The first flight to bring British travellers back to the UK following the outbreak departed Wuhan on January 31, and the 30,000th passenger to return home to the UK landed on a special charter flight from Amritsar, northern India, on Saturday evening.
The Foreign Office has been working around the clock with the airline industry and host governments across the world to help bring back British travellers as part of a major plan announced by Foreign Secretary Dominic Raab on 30 March. Up to £75 million has been made available for special charter flights to priority countries, focused on helping the most vulnerable travellers.
So far, charter flights have returned British nationals to the UK from countries ranging from Bolivia to Bermuda and New Zealand to Nepal.
The countries with the greatest numbers of British travellers returning on Government charter flights include:
- More than 13,500 British nationals from India on 58 flights since 8 April.
- More than 4,000 British nationals on 19 flights from Pakistan since 20 April.
- More than 2,000 British nationals from South Africa from 9-17 April.
- More than 1,500 British nationals from New Zealand since 25 April.
- Around 1,600 British nationals from Bangladesh since 21 April.
Foreign Secretary Dominic Raab said:
On top of the 1.3 million Britons we’ve helped return on commercial flights, we’ve now brought back 30,000 UK travellers from twenty-seven countries.
We remain tirelessly focused on helping the most vulnerable Brits around the world get back home safe and sound.
Since the outbreak in Wuhan, it is also estimated that over 1.3 million people – more than 14 times the capacity of Wembley stadium – have returned to the UK via commercial routes.
Keeping commercial options running has required enormous international effort, with teams in the UK and in our Embassies and Consulates around the world working 24/7 to help overcome this unprecedented challenge.
The majority of these routes were supported by the work of the FCO with airlines and foreign governments to keep vital transit hubs open and ensure that domestic restrictions don’t pose a barrier to getting people home.
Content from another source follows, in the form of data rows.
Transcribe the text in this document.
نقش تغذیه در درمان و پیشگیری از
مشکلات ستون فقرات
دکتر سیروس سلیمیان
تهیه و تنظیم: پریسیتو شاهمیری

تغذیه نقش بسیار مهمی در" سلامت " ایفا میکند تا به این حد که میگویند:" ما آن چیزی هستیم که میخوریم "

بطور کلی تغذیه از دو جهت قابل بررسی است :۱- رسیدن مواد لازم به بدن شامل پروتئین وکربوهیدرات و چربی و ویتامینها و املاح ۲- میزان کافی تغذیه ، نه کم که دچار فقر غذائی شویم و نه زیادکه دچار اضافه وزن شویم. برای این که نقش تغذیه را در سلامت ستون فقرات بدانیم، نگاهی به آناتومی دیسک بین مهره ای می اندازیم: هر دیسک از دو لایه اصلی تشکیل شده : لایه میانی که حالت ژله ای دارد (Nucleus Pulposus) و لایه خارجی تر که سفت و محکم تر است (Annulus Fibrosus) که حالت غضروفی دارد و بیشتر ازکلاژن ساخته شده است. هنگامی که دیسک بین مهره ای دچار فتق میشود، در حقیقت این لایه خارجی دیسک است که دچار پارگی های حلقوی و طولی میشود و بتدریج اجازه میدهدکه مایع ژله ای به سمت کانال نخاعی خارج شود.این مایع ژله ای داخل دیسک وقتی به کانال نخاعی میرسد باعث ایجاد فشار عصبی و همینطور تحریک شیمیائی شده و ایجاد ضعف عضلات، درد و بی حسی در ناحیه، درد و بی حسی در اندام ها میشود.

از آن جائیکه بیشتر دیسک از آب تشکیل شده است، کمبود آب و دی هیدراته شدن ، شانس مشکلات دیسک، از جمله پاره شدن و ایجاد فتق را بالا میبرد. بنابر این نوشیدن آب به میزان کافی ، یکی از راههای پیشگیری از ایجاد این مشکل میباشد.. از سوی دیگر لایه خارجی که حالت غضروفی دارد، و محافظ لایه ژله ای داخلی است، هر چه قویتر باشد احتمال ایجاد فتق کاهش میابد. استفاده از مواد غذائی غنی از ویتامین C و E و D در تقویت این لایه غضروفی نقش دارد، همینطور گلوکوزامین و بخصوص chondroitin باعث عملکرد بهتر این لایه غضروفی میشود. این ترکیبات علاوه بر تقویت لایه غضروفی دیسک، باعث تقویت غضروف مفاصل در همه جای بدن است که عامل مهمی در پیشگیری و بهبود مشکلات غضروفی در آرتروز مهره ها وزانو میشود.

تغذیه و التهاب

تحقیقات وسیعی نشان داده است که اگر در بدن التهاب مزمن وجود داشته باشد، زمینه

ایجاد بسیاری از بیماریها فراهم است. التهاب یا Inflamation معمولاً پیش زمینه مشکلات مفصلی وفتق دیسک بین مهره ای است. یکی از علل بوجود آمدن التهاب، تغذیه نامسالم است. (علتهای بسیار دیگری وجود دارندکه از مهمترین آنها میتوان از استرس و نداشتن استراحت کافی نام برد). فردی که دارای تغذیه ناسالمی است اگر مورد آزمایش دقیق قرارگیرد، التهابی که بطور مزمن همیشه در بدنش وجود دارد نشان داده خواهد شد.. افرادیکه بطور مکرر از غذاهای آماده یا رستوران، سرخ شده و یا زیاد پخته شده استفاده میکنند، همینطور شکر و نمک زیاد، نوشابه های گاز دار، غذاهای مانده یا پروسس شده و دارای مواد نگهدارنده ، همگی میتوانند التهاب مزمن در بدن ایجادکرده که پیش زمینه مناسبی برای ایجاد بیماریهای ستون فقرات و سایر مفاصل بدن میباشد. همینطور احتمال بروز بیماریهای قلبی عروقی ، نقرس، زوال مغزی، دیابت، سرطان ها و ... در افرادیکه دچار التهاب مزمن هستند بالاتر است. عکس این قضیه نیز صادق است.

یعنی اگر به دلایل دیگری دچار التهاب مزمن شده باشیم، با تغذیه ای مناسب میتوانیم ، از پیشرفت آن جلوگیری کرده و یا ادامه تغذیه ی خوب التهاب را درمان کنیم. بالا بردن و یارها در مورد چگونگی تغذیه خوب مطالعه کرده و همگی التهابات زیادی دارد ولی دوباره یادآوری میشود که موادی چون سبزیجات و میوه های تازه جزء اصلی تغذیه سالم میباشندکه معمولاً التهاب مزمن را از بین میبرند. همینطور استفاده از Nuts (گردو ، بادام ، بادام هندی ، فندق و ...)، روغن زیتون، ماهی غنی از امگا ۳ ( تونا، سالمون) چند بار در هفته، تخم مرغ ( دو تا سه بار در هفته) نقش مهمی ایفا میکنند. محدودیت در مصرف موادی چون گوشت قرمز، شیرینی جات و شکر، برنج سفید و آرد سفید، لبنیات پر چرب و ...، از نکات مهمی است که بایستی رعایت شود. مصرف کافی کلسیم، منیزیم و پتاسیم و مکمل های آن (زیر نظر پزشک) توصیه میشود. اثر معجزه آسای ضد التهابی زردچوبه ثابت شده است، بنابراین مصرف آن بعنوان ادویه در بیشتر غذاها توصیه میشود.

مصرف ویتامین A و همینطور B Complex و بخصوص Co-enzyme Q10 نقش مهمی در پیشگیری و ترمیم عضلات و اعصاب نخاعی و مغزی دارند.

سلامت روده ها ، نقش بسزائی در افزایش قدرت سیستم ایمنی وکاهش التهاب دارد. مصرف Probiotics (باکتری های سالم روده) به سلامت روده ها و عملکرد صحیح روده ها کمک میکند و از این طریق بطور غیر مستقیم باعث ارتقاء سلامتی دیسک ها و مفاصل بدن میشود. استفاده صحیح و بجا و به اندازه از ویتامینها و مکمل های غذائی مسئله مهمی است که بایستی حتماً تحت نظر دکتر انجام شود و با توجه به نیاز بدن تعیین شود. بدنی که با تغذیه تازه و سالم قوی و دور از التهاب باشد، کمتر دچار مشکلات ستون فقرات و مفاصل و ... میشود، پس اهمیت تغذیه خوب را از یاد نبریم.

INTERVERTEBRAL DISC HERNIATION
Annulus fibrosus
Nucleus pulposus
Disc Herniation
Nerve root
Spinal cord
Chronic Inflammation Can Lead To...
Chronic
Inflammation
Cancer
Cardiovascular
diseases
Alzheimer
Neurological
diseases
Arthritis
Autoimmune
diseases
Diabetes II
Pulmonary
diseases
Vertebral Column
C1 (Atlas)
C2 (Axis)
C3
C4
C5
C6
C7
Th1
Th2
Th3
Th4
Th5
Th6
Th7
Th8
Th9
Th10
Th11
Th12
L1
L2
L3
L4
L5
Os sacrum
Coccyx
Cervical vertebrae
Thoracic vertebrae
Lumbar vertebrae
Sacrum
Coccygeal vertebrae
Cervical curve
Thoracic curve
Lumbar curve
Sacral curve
For example, we have helped 200,000 passengers return from Spain on commercial routes, as well as 50,000 passengers from Australia, 11,700 from Pakistan, 9,000 from Morocco and around 7,000 from Indonesia. Around 300 British nationals have returned from Kenya on five commercial flights, which would not have been possible without the work of our High Commission in Nairobi.
Our efforts have seen a group of volunteers rescued from a remote part of Madagascar, climbers extracted from mountains in Nepal by British Gurkhas, and backpackers reunited with their families after being flown home from South America.
In one case, staff in India masterminded a 60-hour, 1,700 mile long trip involving five different drivers and crossing seven states, even receiving a police escort at one point, to make sure a British citizen could take one of our special return flights to the UK.
Meanwhile, our team in Saudi Arabia helped an oil worker to return to the UK in time for the birth of his son, despite a strict lockdown, and our Embassy in Sudan helped two doctors make it back to join the NHS frontline.
More than 19,000 British passengers who were aboard 60 cruise ships when the FCO changed travel advice on 17 March have all now disembarked. The FCO helped passengers return home by providing consular assistance, working with local authorities, local military teams and cruise operators to allow ships to dock.
The FCO will continue to send charter flights to bring back vulnerable British nationals who have no other way to return to the UK.
A package of measures to support British nationals who are still waiting to return to the UK has also been put in place. The support package addresses financial issues, healthcare concerns and visa extensions, as well as loans for those who cannot afford flights to the UK where they have exhausted all other options.